Performing for the troops was special, Perry says. “It wasn’t just another show. It’s such a tradition, and it felt very vintagey,” she explains. “In the back of my mind, I was like, ‘Marilyn Monroe did this. Of course I want to be a part of that.’” Skilled as she is at working a crowd, she did her homework as well. “I Wikipediaed ‘Fleet Week’ because I wanted to know the history. I don’t want to look like a complete idiot.”
Far from it—the star, who in order to pursue her career dropped out of high school and got her GED, is something of an autodidact. “I like to learn,” she says. “If I could go back [to school], I would study language and the origins of words.” While on tour, she and her team made it a priority to experience the culture of each country they visited, taking in Mexican temples and Argentine tango shows. “Everywhere we went, we tried to do something authentic,” she says. They also bonded by getting tattoos of little peppermint faces and playing pranks on each other, including one called Ding-Dong Ditching, where they’d knock on someone’s hotel door and then run away. “Quite silly,” she admits, and laughs.

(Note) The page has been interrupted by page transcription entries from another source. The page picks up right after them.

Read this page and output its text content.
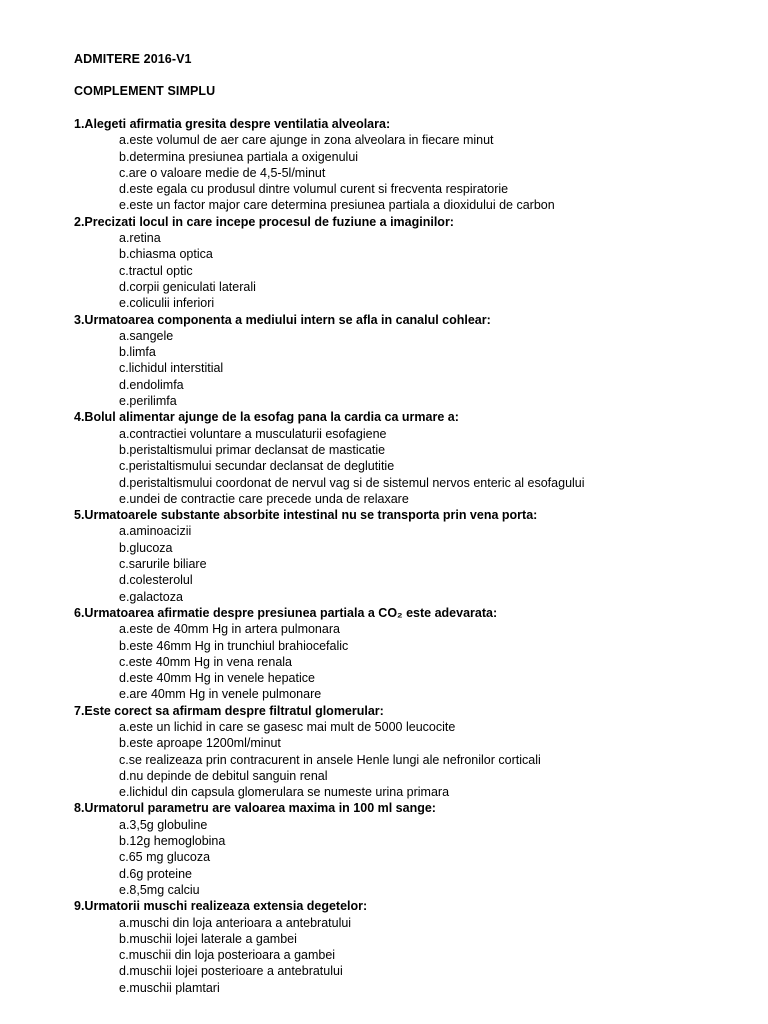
ADMITERE 2016-V1
COMPLEMENT SIMPLU
1.Alegeti afirmatia gresita despre ventilatia alveolara:
a.este volumul de aer care ajunge in zona alveolara in fiecare minut
b.determina presiunea partiala a oxigenului
c.are o valoare medie de 4,5-5l/minut
d.este egala cu produsul dintre volumul curent si frecventa respiratorie
e.este un factor major care determina presiunea partiala a dioxidului de carbon
2.Precizati locul in care incepe procesul de fuziune a imaginilor:
a.retina
b.chiasma optica
c.tractul optic
d.corpii geniculati laterali
e.coliculii inferiori
3.Urmatoarea componenta a mediului intern se afla in canalul cohlear:
a.sangele
b.limfa
c.lichidul interstitial
d.endolimfa
e.perilimfa
4.Bolul alimentar ajunge de la esofag pana la cardia ca urmare a:
a.contractiei voluntare a musculaturii esofagiene
b.peristaltismului primar declansat de masticatie
c.peristaltismului secundar declansat de deglutitie
d.peristaltismului coordonat de nervul vag si de sistemul nervos enteric al esofagului
e.undei de contractie care precede unda de relaxare
5.Urmatoarele substante absorbite intestinal nu se transporta prin vena porta:
a.aminoacizii
b.glucoza
c.sarurile biliare
d.colesterolul
e.galactoza
6.Urmatoarea afirmatie despre presiunea partiala a CO₂ este adevarata:
a.este de 40mm Hg in artera pulmonara
b.este 46mm Hg in trunchiul brahiocefalic
c.este 40mm Hg in vena renala
d.este 40mm Hg in venele hepatice
e.are 40mm Hg in venele pulmonare
7.Este corect sa afirmam despre filtratul glomerular:
a.este un lichid in care se gasesc mai mult de 5000 leucocite
b.este aproape 1200ml/minut
c.se realizeaza prin contracurent in ansele Henle lungi ale nefronilor corticali
d.nu depinde de debitul sanguin renal
e.lichidul din capsula glomerulara se numeste urina primara
8.Urmatorul parametru are valoarea maxima in 100 ml sange:
a.3,5g globuline
b.12g hemoglobina
c.65 mg glucoza
d.6g proteine
e.8,5mg calciu
9.Urmatorii muschi realizeaza extensia degetelor:
a.muschi din loja anterioara a antebratului
b.muschii lojei laterale a gambei
c.muschii din loja posterioara a gambei
d.muschii lojei posterioare a antebratului
e.muschii plamtari
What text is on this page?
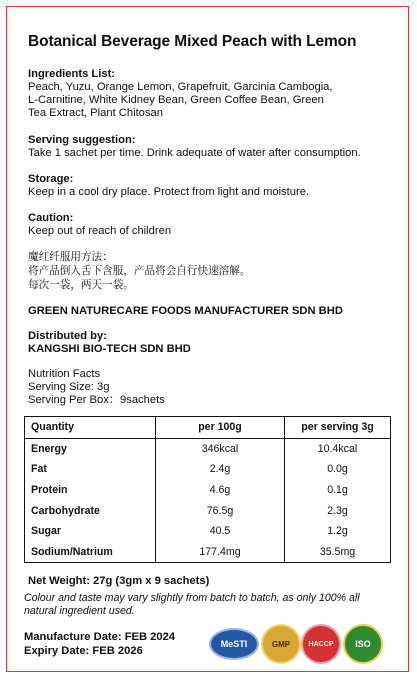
Botanical Beverage Mixed Peach with Lemon
Ingredients List:
Peach, Yuzu, Orange Lemon, Grapefruit, Garcinia Cambogia,
L-Carnitine, White Kidney Bean, Green Coffee Bean, Green
Tea Extract, Plant Chitosan
Serving suggestion:
Take 1 sachet per time. Drink adequate of water after consumption.
Storage:
Keep in a cool dry place. Protect from light and moisture.
Caution:
Keep out of reach of children
魔红纤服用方法：
将产品倒入舌下含服，产品将会自行快速溶解。
每次一袋，两天一袋。
GREEN NATURECARE FOODS MANUFACTURER SDN BHD
Distributed by:
KANGSHI BIO-TECH SDN BHD
Nutrition Facts
Serving Size: 3g
Serving Per Box：9sachets
Quantity	per 100g	per serving 3g
Energy	346kcal	10.4kcal
Fat	2.4g	0.0g
Protein	4.6g	0.1g
Carbohydrate	76.5g	2.3g
Sugar	40.5	1.2g
Sodium/Natrium	177.4mg	35.5mg
Net Weight: 27g (3gm x 9 sachets)
Colour and taste may vary slightly from batch to batch, as only 100% all natural ingredient used.
Manufacture Date: FEB 2024
Expiry Date: FEB 2026
MeSTI	GMP	HACCP ISO
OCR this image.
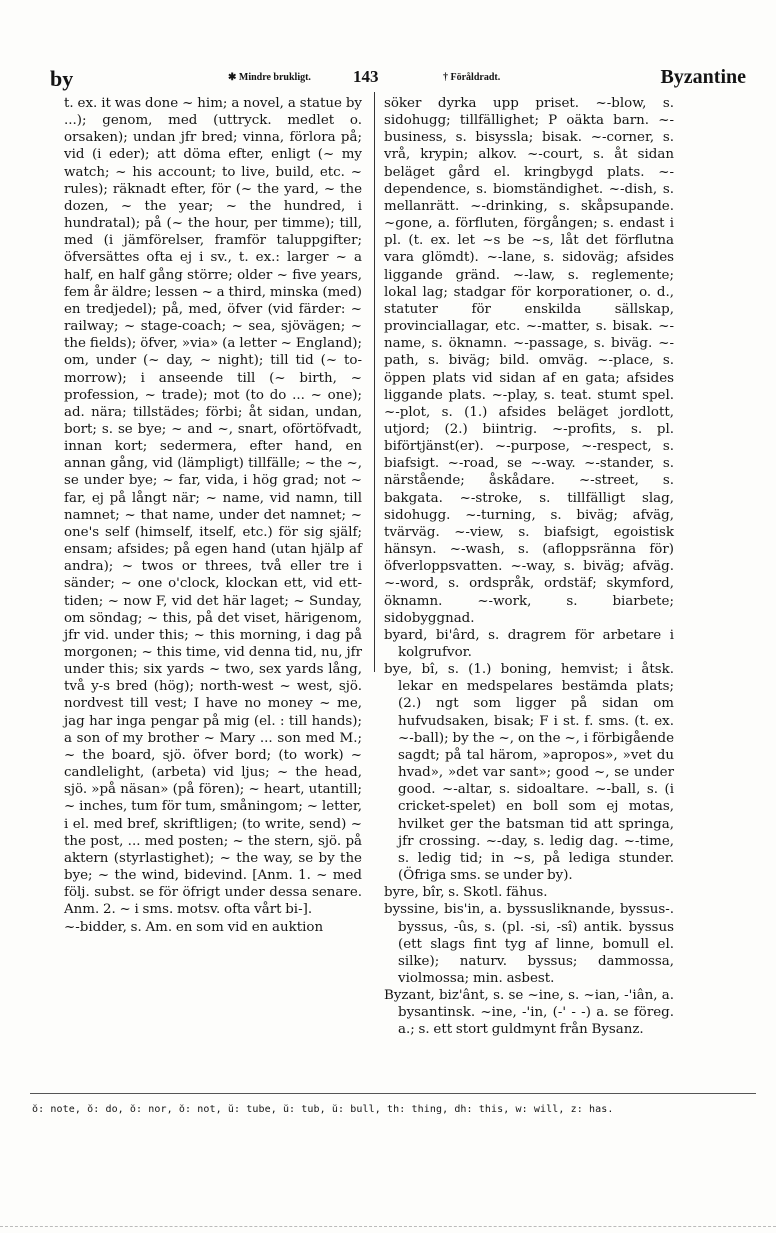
by	✱ Mindre brukligt. 143	† Föråldradt.	Byzantine

t. ex. it was done ~ him; a novel, a statue by ...); genom, med (uttryck. medlet o. orsaken); undan jfr bred; vinna, förlora på; vid (i eder); att döma efter, enligt (~ my watch; ~ his account; to live, build, etc. ~ rules); räknadt efter, för (~ the yard, ~ the dozen, ~ the year; ~ the hundred, i hundratal); på (~ the hour, per timme); till, med (i jämförelser, framför taluppgifter; öfversättes ofta ej i sv., t. ex.: larger ~ a half, en half gång större; older ~ five years, fem år äldre; lessen ~ a third, minska (med) en tredjedel); på, med, öfver (vid färder: ~ railway; ~ stage-coach; ~ sea, sjövägen; ~ the fields); öfver, »via» (a letter ~ England); om, under (~ day, ~ night); till tid (~ to-morrow); i anseende till (~ birth, ~ profession, ~ trade); mot (to do ... ~ one); ad. nära; tillstädes; förbi; åt sidan, undan, bort; s. se bye; ~ and ~, snart, oförtöfvadt, innan kort; sedermera, efter hand, en annan gång, vid (lämpligt) tillfälle; ~ the ~, se under bye; ~ far, vida, i hög grad; not ~ far, ej på långt när; ~ name, vid namn, till namnet; ~ that name, under det namnet; ~ one's self (himself, itself, etc.) för sig själf; ensam; afsides; på egen hand (utan hjälp af andra); ~ twos or threes, två eller tre i sänder; ~ one o'clock, klockan ett, vid ett-tiden; ~ now F, vid det här laget; ~ Sunday, om söndag; ~ this, på det viset, härigenom, jfr vid. under this; ~ this morning, i dag på morgonen; ~ this time, vid denna tid, nu, jfr under this; six yards ~ two, sex yards lång, två y-s bred (hög); north-west ~ west, sjö. nordvest till vest; I have no money ~ me, jag har inga pengar på mig (el. : till hands); a son of my brother ~ Mary ... son med M.; ~ the board, sjö. öfver bord; (to work) ~ candlelight, (arbeta) vid ljus; ~ the head, sjö. »på näsan» (på fören); ~ heart, utantill; ~ inches, tum för tum, småningom; ~ letter, i el. med bref, skriftligen; (to write, send) ~ the post, ... med posten; ~ the stern, sjö. på aktern (styrlastighet); ~ the way, se by the bye; ~ the wind, bidevind. [Anm. 1. ~ med följ. subst. se för öfrigt under dessa senare. Anm. 2. ~ i sms. motsv. ofta vårt bi-].

~-bidder, s. Am. en som vid en auktion

söker dyrka upp priset. ~-blow, s. sidohugg; tillfällighet; P oäkta barn. ~-business, s. bisyssla; bisak. ~-corner, s. vrå, krypin; alkov. ~-court, s. åt sidan beläget gård el. kringbygd plats. ~-dependence, s. biomständighet. ~-dish, s. mellanrätt. ~-drinking, s. skåpsupande. ~gone, a. förfluten, förgången; s. endast i pl. (t. ex. let ~s be ~s, låt det förflutna vara glömdt). ~-lane, s. sidoväg; afsides liggande gränd. ~-law, s. reglemente; lokal lag; stadgar för korporationer, o. d., statuter för enskilda sällskap, provinciallagar, etc. ~-matter, s. bisak. ~-name, s. öknamn. ~-passage, s. biväg. ~-path, s. biväg; bild. omväg. ~-place, s. öppen plats vid sidan af en gata; afsides liggande plats. ~-play, s. teat. stumt spel. ~-plot, s. (1.) afsides beläget jordlott, utjord; (2.) biintrig. ~-profits, s. pl. biförtjänst(er). ~-purpose, ~-respect, s. biafsigt. ~-road, se ~-way. ~-stander, s. närstående; åskådare. ~-street, s. bakgata. ~-stroke, s. tillfälligt slag, sidohugg. ~-turning, s. biväg; afväg, tvärväg. ~-view, s. biafsigt, egoistisk hänsyn. ~-wash, s. (afloppsränna för) öfverloppsvatten. ~-way, s. biväg; afväg. ~-word, s. ordspråk, ordstäf; skymford, öknamn. ~-work, s. biarbete; sidobyggnad.

byard, bi'ârd, s. dragrem för arbetare i kolgrufvor.

bye, bî, s. (1.) boning, hemvist; i åtsk. lekar en medspelares bestämda plats; (2.) ngt som ligger på sidan om hufvudsaken, bisak; F i st. f. sms. (t. ex. ~-ball); by the ~, on the ~, i förbigående sagdt; på tal härom, »apropos», »vet du hvad», »det var sant»; good ~, se under good. ~-altar, s. sidoaltare. ~-ball, s. (i cricket-spelet) en boll som ej motas, hvilket ger the batsman tid att springa, jfr crossing. ~-day, s. ledig dag. ~-time, s. ledig tid; in ~s, på lediga stunder. (Öfriga sms. se under by).

byre, bîr, s. Skotl. fähus.

byssine, bis'in, a. byssusliknande, byssus-. byssus, -ûs, s. (pl. -si, -sî) antik. byssus (ett slags fint tyg af linne, bomull el. silke); naturv. byssus; dammossa, violmossa; min. asbest.

Byzant, biz'ânt, s. se ~ine, s. ~ian, -'iân, a. bysantinsk. ~ine, -'in, (-' - -) a. se föreg. a.; s. ett stort guldmynt från Bysanz.

ŏ: note, ŏ: do, ŏ: nor, ŏ: not, ŭ: tube, ŭ: tub, ŭ: bull, th: thing, dh: this, w: will, z: has.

Through all the globe-trotting, Perry has come to realize how fortunate she is to call the United States home. “Not to sound overly cheesy,” she says, “but I really appreciate the freedom we have in America—especially as a female.” Asked how she reacted to President Obama’s support of same-sex marriage, she says, “I was really happy; I probably went down to West Hollywood and had a shot. I came from a different mind-set growing up, and my mind has changed. My viewpoint on all these things—equality for women, the choice to love anyone you want—hopefully, we will look back at this moment and think like we do now concerning [other] civil rights issues. We’ll just shake our heads in disbelief, saying, ‘Thank God we’ve evolved.’ That would be my prayer for the future.”
As for her own future, Perry says she’ll one day step back from performing to have a family or be out of the limelight; for anything more introspective, you’ll have to listen to her songs. In “Wide Awake,” she sings, “I picked up every piece /And landed on my feet … /I’m wide awake /Yeah—I am born again.” McKee recalls working on the song with Perry in February. “Katy and I sat down, opened a bottle of wine, and I just said, ‘What are you feeling? Let’s get raw about it,’” she says. “When we wrote ‘Teenage Dream,’ it was really about your first love and how magical that is. I think Russell made her feel that way again, and she felt she had found the person she was going to spend the rest of her life with. And when that didn’t turn out to be what she’d hoped, it kind of made sense to talk about waking up.”
One thing’s for certain: The ups and downs of her life will work their way into Perry’s music. “With songs, I’ve always pledged to be honest,” she says proudly. “I write my songs because I’ve lived them.”